A New Frontier

Tiengemeten is a small island located in part of the Maas delta about 20km south of Rotterdam. It's a nature reserve these days, the last inhabitant having left the island about two years ago. It's a beautiful place, wild and open, big enough to spend a day exploring and small enough to get around on foot. It's well worth a visit if you're in the neighbourhood.

It also makes for a suitable case study in presenting some of the spatial features of SQL Server 2008. I'm planning a series of posts on this topic, so this won't be the last mention of Tiengemeten on this blog.

Geographic features can be represented in several different ways using the spatial data types in SQL 2008; as points (longitude & latitude coordinates), lines (a joined series of coordinates with a begin and end) or polygons (two-dimensional closed areas bound by a set of coordinates). Polygons, broadly speaking, can be any shape and size. You can define Asia as a polygon, for instance, but also go to the other extreme: a mapping vendor I spoke to last week has polygons defined for every group of trees in the Netherlands!

I've got a SQL 2008 database table with 27 rows, each with one column of datatype geography which in turn contains one polygon per record. There's one large polygon with over 1100 data points representing the Dutch mainland:

..and 26 more records containing the polygons for each of the Dutch islands of any size:

Putting them all together, a simple SELECT [GeoPolygon] FROM NLIslands; gives us a very recognizable set of shapes in the Management Studio:

Tiengemeten is the polygon that looks like this:

Let's examine the record more closely. The data for the polygon is stored as a very unwelcoming looking hexadecimal binary number, 0xE610000001040C000000000068... and so on for another 400 characters or so. We can produce a more friendly-looking representation of this data by using the ToString() method of the geography datatype, however.

SELECT [GeoPolygon].ToString() FROM NLIslands;

returns

POLYGON ((4.3239999990910292 51.725999999791384, 4.3379999995231628 51.7269999999553, 4.3540000002831221 51.731000000145286, 4.3560000006109476 51.731999999843538, 4.3560000006109476 51.734999999869615, 4.2760000005364418 51.754999999888241, 4.2689999993890524 51.75400000018999, 4.26799999922514 51.751000000163913, 4.2760000005364418 51.74599999981001, 4.296000000089407 51.736000000033528, 4.3220000006258488 51.728000000119209, 4.3239999990910292 51.725999999791384))

...which is instantly recognizable as a set of longitude and latitude co-ordinates. You'll notice that the first and last x-y pairs are identical; this is obligatory for a valid polygon definition.

You can produce the exact same representation yourself by reversing the process.

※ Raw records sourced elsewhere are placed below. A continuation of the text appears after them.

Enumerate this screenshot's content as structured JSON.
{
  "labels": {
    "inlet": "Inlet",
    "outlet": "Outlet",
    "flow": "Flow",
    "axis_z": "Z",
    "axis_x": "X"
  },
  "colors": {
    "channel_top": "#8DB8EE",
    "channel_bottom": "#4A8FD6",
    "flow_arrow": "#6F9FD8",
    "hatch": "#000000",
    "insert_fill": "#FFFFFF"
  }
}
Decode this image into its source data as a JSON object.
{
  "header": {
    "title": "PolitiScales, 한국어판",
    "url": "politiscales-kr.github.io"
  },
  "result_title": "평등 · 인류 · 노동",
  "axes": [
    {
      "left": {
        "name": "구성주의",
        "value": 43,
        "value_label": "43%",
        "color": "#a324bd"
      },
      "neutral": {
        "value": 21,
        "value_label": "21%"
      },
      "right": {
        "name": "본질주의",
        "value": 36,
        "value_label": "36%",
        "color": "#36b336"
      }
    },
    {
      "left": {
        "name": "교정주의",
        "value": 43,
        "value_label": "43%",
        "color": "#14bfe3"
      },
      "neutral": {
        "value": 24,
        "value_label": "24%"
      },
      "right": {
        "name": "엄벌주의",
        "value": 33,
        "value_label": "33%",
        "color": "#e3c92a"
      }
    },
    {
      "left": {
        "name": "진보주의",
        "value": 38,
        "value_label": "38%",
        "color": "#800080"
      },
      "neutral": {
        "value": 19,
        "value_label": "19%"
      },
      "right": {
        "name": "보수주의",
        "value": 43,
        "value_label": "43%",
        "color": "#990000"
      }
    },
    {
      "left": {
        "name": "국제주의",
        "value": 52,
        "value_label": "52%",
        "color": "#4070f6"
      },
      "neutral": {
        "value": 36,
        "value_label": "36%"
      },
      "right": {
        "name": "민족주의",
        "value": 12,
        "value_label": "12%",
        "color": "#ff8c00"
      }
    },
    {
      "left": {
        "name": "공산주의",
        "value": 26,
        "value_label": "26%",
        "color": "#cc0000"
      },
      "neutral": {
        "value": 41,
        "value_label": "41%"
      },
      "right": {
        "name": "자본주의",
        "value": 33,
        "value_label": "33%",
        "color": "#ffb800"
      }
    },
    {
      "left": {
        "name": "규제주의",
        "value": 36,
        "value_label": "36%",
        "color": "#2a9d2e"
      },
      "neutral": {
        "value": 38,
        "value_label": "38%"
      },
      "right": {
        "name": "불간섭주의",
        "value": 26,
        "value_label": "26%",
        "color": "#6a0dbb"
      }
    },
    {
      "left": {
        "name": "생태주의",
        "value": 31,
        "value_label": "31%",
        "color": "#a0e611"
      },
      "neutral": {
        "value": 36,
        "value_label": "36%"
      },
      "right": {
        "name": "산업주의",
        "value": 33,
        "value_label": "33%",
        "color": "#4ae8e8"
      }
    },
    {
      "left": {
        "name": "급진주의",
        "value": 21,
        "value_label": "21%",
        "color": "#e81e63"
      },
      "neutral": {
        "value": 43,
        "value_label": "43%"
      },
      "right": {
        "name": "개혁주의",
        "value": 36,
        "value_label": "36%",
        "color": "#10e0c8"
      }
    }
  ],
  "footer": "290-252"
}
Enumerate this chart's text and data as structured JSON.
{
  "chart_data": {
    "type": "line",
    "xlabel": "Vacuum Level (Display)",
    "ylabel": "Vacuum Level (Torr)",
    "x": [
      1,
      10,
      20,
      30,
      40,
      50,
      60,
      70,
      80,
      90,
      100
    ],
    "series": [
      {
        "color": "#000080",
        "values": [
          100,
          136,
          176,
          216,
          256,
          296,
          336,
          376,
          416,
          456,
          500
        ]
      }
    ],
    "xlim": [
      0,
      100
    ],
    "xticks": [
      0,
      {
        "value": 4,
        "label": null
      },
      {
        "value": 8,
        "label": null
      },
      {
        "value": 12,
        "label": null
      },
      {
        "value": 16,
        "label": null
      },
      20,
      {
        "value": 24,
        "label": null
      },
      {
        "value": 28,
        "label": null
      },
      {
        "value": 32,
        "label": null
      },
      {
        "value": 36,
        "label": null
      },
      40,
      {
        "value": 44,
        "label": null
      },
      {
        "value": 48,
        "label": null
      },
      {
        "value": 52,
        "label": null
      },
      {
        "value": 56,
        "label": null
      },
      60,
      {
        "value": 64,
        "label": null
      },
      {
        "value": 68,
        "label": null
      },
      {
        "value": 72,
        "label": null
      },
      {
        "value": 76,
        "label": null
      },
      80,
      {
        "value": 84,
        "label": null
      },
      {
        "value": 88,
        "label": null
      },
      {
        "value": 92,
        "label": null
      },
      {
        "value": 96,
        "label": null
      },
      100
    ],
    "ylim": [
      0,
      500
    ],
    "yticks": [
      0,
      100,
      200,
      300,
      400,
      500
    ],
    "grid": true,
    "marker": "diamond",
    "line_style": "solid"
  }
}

declare @v_Tiengemeten  geography = 'POLYGON ((4.3239999990910292 51.725999999791384, 4.3379999995231628 51.7269999999553, 4.3540000002831221 51.731000000145286, 4.3560000006109476 51.731999999843538, 4.3560000006109476 51.734999999869615, 4.2760000005364418 51.754999999888241, 4.2689999993890524 51.75400000018999, 4.26799999922514 51.751000000163913, 4.2760000005364418 51.74599999981001, 4.296000000089407 51.736000000033528, 4.3220000006258488 51.728000000119209, 4.3239999990910292 51.725999999791384))';

select @v_Tiengemeten;

Not very exciting so far for sure, but we're only getting started here. If you'll bear with me for a couple of months, I should be able to demonstrate some of the rich geospatial functionality of SQL Server 2008 and in particular how spatial data can be combined with "normal" relational datasets to produce surprising and incredibly useful queries and results.

If you'll permit a pun, watch this space.